01 - 1 large pomegranate, seeds only
02 - 1 large orange, peeled and segmented
03 - 1 crisp apple, cored and diced
04 - 1 ripe pear, cored and diced

→ Nuts and Seeds

05 - 1/2 cup walnuts, roughly chopped
06 - 2 tablespoons pumpkin seeds
07 - 2 tablespoons sunflower seeds

→ Dressing

08 - 2 tablespoons extra-virgin olive oil
09 - 1 tablespoon freshly squeezed lemon juice
10 - 1 teaspoon honey or maple syrup
11 - 1/4 teaspoon ground cinnamon
12 - Pinch of sea salt

→ Garnish

13 - 2 tablespoons fresh mint leaves, chopped

# Step-by-Step:

01 - In a large salad bowl, combine the pomegranate seeds, orange segments, diced apple, and diced pear.
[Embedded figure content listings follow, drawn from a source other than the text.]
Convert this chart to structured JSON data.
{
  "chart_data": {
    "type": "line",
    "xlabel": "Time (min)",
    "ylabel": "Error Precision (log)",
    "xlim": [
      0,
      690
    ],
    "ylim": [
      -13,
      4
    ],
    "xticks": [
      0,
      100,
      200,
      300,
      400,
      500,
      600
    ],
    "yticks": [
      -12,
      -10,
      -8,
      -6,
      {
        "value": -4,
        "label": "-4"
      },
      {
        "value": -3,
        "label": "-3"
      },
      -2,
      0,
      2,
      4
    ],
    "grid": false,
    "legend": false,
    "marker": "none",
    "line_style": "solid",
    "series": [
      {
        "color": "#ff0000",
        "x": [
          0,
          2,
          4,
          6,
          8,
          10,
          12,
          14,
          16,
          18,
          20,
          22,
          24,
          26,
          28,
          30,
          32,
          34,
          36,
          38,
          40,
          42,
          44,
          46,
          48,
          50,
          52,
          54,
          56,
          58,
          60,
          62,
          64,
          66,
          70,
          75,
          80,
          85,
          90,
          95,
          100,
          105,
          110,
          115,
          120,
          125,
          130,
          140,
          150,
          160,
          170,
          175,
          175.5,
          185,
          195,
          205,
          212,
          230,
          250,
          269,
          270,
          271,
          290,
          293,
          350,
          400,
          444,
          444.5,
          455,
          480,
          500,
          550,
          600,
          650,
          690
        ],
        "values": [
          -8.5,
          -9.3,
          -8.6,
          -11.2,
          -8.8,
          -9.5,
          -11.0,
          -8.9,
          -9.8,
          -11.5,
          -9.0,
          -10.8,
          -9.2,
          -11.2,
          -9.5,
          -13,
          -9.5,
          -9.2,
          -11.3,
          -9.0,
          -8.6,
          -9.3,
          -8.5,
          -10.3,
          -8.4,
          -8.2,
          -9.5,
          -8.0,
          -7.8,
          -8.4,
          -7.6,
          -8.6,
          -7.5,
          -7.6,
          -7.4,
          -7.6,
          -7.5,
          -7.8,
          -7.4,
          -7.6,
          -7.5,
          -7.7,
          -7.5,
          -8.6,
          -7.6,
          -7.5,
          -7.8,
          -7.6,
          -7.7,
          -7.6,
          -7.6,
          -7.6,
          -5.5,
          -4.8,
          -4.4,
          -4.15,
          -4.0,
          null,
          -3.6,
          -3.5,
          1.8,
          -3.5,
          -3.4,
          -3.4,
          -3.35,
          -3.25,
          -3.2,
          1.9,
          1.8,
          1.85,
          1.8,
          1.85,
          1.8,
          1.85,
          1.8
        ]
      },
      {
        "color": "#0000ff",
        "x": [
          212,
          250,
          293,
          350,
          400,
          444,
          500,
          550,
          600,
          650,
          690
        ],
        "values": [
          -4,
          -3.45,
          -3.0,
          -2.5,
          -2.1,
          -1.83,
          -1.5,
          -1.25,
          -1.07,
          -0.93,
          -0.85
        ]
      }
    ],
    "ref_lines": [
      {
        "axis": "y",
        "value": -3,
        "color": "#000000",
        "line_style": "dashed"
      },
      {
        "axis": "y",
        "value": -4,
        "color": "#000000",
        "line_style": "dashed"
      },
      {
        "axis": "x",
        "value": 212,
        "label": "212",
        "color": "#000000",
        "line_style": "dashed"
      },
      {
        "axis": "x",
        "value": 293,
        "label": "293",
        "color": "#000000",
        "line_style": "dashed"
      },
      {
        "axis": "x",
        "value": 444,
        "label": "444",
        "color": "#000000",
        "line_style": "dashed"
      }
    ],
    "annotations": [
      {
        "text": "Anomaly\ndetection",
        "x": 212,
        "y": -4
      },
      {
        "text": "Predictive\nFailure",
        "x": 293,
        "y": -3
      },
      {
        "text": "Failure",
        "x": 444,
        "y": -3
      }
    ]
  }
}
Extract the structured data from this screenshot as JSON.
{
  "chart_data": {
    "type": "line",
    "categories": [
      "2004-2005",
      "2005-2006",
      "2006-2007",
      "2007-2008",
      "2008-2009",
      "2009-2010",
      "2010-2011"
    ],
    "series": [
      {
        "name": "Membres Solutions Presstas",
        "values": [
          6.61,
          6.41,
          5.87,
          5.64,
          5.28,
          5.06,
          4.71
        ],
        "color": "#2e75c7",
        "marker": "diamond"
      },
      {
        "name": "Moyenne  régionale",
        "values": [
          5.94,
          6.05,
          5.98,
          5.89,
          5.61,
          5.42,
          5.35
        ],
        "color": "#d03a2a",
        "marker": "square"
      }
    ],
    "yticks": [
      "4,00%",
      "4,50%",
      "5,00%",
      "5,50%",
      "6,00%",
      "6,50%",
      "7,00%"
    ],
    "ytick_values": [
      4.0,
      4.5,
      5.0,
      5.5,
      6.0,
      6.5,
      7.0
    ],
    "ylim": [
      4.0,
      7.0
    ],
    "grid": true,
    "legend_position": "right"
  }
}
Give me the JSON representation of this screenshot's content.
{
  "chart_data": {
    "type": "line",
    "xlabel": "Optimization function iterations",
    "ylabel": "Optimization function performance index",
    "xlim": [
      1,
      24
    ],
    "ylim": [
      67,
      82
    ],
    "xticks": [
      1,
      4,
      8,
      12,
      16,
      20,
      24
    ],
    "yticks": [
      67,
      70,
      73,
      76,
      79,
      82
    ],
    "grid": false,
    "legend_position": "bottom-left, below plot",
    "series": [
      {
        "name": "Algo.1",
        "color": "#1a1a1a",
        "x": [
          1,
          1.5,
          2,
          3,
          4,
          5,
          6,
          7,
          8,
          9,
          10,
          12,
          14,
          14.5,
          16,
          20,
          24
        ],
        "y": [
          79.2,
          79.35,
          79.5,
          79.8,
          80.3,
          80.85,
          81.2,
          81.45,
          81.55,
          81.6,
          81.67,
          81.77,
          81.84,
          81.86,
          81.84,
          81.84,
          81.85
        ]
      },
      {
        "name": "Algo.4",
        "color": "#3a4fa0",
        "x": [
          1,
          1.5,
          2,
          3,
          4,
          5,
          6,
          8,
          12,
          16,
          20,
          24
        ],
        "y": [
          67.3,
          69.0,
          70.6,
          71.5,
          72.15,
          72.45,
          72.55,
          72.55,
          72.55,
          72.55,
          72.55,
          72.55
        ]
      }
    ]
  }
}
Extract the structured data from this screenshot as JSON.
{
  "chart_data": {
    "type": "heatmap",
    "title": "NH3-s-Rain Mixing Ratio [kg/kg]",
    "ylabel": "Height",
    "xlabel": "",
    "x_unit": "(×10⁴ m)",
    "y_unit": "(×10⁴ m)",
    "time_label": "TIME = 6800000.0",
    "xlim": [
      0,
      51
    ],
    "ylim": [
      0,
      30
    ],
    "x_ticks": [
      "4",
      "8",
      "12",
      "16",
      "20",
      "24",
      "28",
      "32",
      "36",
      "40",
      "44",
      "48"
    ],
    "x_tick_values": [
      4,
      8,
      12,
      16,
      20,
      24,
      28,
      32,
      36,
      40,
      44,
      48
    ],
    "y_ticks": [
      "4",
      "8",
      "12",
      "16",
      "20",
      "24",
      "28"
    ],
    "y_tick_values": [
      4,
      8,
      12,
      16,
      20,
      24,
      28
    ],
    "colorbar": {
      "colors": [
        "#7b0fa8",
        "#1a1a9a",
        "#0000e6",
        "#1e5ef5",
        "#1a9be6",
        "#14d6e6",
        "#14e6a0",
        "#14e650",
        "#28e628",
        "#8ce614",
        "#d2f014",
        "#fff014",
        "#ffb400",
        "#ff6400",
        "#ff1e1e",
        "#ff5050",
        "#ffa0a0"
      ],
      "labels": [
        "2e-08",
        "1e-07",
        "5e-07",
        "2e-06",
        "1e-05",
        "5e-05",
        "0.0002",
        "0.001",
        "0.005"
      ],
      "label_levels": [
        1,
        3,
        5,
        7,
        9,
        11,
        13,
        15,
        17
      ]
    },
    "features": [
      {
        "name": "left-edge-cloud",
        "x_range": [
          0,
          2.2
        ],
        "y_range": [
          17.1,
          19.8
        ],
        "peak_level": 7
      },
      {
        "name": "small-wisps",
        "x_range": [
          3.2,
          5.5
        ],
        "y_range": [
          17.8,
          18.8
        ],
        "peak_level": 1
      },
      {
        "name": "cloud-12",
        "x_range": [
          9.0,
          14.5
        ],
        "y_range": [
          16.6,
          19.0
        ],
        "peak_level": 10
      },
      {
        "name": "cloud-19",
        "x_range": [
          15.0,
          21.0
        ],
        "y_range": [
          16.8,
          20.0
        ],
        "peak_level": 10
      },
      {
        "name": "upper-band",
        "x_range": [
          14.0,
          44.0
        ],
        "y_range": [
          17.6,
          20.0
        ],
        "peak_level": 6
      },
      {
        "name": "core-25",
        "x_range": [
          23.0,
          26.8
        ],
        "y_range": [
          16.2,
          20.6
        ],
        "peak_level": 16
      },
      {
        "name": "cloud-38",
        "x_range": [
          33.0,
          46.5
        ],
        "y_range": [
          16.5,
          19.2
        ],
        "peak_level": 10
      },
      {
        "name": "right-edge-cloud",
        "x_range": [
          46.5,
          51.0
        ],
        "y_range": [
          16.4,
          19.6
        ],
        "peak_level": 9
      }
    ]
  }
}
Add the chopped walnuts, pumpkin seeds, and sunflower seeds to the bowl.
02 - In a small bowl, whisk together the olive oil, lemon juice, honey or maple syrup, ground cinnamon, and sea salt until well combined.
03 - Drizzle the dressing over the fruit and nut mixture. Gently toss to coat all ingredients evenly.
04 - Sprinkle with fresh mint leaves for garnish, if desired. Serve immediately or refrigerate for up to 2 hours before serving for enhanced flavors.

# Expert Suggestions:

01 -
  • Vibrant winter colors and refreshing flavors.
  • Quick and easy preparation in just 15 minutes.
  • A healthy, anti-inflammatory, and gluten-free snack or side.
02 -
  • For extra crunch, lightly toast the walnuts and seeds in a dry pan before adding them.
  • Always check individual ingredient labels for allergens, particularly regarding the walnuts and mixed seeds.